Isto significa que houve “uma ligeira degradação do saldo global”, de 73,9 milhões de euros, e “uma melhoria” de 531,3 milhões de euros do saldo primário entre janeiro e maio deste ano.

“Em termos comparáveis, verificou-se que o ritmo de crescimento da despesa foi superior em um ponto percentual ao da receita”, escreve a DGO.

A despesa da Administração Central e da Segurança Social aumentou 1,5%, para os 28.687,3 milhões de euros, enquanto a despesa primária se contraiu em 0,5%, para os 25.802,4 milhões de euros.

As despesas com pessoal destes dois subsetores aumentaram 2,1% entre janeiro e maio de 2015, atingindo os 4.952,3 milhões de euros.

Já as receitas da Administração Central e da Segurança Social aumentaram 0,5%, para os 27.123,6 milhões de euros, destacando a DGO “o contributo da receita fiscal, em 2,2 pontos percentuais, para este resultado”.

A DGO salienta em particular a evolução da receita do Imposto sobre o Valor Acrescentado (IVA), que cresceu 7,7%, um aumento que foi “parcialmente anulado pelo contributo da receita não fiscal e não contributiva (-1,2 pontos) e da receita contributiva (-0,5 pontos)”.
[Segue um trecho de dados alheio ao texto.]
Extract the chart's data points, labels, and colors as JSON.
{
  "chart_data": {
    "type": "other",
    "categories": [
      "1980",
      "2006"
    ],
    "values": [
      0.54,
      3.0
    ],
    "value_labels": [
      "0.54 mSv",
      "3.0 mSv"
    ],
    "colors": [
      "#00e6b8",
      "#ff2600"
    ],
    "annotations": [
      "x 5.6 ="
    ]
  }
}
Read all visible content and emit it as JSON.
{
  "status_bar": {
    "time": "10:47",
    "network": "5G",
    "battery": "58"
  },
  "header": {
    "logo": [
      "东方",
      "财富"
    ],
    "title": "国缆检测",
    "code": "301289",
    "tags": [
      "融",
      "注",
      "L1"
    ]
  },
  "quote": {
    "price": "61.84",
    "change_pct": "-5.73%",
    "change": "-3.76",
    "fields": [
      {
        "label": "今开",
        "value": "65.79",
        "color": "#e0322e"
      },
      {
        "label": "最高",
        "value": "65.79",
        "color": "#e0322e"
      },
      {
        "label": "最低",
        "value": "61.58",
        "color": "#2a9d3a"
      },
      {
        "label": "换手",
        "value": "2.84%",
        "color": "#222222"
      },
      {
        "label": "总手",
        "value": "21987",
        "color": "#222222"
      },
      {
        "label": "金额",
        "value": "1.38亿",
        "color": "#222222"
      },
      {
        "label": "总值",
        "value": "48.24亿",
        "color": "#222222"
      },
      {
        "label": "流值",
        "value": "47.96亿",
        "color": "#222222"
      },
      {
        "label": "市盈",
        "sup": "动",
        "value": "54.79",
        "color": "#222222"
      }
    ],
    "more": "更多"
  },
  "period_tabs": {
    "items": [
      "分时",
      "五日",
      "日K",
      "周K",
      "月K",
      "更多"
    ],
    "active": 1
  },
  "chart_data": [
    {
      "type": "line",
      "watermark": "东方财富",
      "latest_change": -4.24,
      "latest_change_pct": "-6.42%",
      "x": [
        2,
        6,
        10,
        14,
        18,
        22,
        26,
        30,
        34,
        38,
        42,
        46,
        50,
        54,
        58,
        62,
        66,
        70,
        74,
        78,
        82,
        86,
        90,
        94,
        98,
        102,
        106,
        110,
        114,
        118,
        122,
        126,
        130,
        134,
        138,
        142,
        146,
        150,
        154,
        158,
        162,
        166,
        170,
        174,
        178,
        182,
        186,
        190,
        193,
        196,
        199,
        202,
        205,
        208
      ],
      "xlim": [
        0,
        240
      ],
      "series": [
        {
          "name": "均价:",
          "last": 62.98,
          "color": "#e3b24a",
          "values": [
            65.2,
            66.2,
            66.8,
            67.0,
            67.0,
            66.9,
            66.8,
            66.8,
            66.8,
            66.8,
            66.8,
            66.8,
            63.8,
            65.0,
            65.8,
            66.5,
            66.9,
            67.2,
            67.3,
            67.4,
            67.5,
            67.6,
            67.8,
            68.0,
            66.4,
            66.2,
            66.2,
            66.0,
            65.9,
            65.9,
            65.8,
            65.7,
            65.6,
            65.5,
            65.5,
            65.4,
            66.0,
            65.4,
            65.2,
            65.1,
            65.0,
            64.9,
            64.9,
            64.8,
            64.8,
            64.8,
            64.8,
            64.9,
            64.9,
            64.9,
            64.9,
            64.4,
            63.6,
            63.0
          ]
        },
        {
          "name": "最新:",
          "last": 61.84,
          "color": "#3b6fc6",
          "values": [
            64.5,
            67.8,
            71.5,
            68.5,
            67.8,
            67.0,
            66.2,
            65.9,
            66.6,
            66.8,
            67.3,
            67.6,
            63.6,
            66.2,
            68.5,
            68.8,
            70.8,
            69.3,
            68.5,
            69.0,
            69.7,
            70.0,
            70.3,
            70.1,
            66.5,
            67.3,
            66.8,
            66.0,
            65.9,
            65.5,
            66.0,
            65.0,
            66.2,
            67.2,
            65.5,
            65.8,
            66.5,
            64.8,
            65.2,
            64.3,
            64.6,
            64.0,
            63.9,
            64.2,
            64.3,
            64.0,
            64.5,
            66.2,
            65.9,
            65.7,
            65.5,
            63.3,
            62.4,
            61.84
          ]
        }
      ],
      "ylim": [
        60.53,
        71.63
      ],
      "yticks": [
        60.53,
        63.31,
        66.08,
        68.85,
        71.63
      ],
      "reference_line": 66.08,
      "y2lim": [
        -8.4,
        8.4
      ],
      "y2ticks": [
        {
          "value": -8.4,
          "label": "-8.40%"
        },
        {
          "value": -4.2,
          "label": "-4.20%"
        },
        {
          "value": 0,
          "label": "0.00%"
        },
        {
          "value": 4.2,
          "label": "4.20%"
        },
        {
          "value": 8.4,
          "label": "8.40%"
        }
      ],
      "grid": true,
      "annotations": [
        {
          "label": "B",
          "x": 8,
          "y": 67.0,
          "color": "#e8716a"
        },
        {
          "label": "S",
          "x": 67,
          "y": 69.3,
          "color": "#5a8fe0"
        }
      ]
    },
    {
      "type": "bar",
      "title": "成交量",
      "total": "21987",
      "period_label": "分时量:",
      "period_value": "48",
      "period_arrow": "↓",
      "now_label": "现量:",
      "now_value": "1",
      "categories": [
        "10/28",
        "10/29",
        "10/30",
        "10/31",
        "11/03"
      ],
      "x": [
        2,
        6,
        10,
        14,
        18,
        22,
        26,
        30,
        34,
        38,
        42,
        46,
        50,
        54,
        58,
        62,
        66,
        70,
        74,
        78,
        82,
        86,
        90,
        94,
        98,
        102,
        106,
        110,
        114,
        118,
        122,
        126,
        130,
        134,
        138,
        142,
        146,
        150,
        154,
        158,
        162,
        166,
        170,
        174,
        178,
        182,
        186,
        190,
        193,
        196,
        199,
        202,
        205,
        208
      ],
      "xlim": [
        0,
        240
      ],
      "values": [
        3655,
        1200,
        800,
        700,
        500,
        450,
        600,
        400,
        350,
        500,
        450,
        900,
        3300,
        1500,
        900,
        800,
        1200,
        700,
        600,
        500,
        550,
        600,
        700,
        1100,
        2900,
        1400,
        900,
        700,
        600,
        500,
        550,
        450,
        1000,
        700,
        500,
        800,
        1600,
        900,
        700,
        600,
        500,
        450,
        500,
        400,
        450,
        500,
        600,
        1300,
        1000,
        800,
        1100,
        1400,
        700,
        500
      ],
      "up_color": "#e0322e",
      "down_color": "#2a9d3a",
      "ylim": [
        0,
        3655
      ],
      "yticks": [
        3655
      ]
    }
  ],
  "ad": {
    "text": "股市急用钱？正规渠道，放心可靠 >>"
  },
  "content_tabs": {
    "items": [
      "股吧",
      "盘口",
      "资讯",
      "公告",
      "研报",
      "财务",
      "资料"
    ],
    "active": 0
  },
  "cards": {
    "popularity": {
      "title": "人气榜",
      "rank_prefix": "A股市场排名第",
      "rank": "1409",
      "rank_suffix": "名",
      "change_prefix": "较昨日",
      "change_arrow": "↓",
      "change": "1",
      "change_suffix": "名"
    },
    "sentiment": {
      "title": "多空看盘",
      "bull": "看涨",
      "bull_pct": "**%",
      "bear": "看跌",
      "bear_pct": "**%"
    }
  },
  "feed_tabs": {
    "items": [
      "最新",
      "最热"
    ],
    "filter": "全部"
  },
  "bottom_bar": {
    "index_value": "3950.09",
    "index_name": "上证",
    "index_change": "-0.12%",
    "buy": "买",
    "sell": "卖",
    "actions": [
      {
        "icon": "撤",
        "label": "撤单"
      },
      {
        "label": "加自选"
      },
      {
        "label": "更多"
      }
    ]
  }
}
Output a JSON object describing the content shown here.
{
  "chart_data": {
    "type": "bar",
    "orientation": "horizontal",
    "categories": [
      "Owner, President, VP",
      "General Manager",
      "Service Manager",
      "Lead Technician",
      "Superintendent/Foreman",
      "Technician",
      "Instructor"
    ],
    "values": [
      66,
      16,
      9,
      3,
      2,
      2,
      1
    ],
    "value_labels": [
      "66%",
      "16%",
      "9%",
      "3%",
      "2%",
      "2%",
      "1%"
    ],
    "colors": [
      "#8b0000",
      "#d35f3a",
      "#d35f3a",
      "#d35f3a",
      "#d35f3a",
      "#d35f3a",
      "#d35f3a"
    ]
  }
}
A receita fiscal destes dois subsetores da administração pública aumentou 3,8% nos primeiros cinco meses do ano, atingindo os 15.847,4 milhões de euros, um crescimento que a DGO explica com o aumento da receita de impostos indiretos (+6,2%), uma vez que o contributo da receita dos impostos diretos foi menos significativo (0,2 pontos percentuais).

Os pagamentos em atraso das entidades públicas cifraram-se nos 1.466 milhões de euros no final de maio deste ano, uma diminuição de 20 milhões de euros face a abril.

Esta queda deveu-se à redução dos pagamentos em atraso dos hospitais EPE (+ 20 milhões de euros) e da Administração Local (+ 18 milhões), uma redução que foi no entanto parcialmente anulada pelo aumento das dívidas por pagar há mais de 30 dias na Administração Regional (+ 15 milhões) e nas entidades públicas reclassificadas (+ três milhões de euros).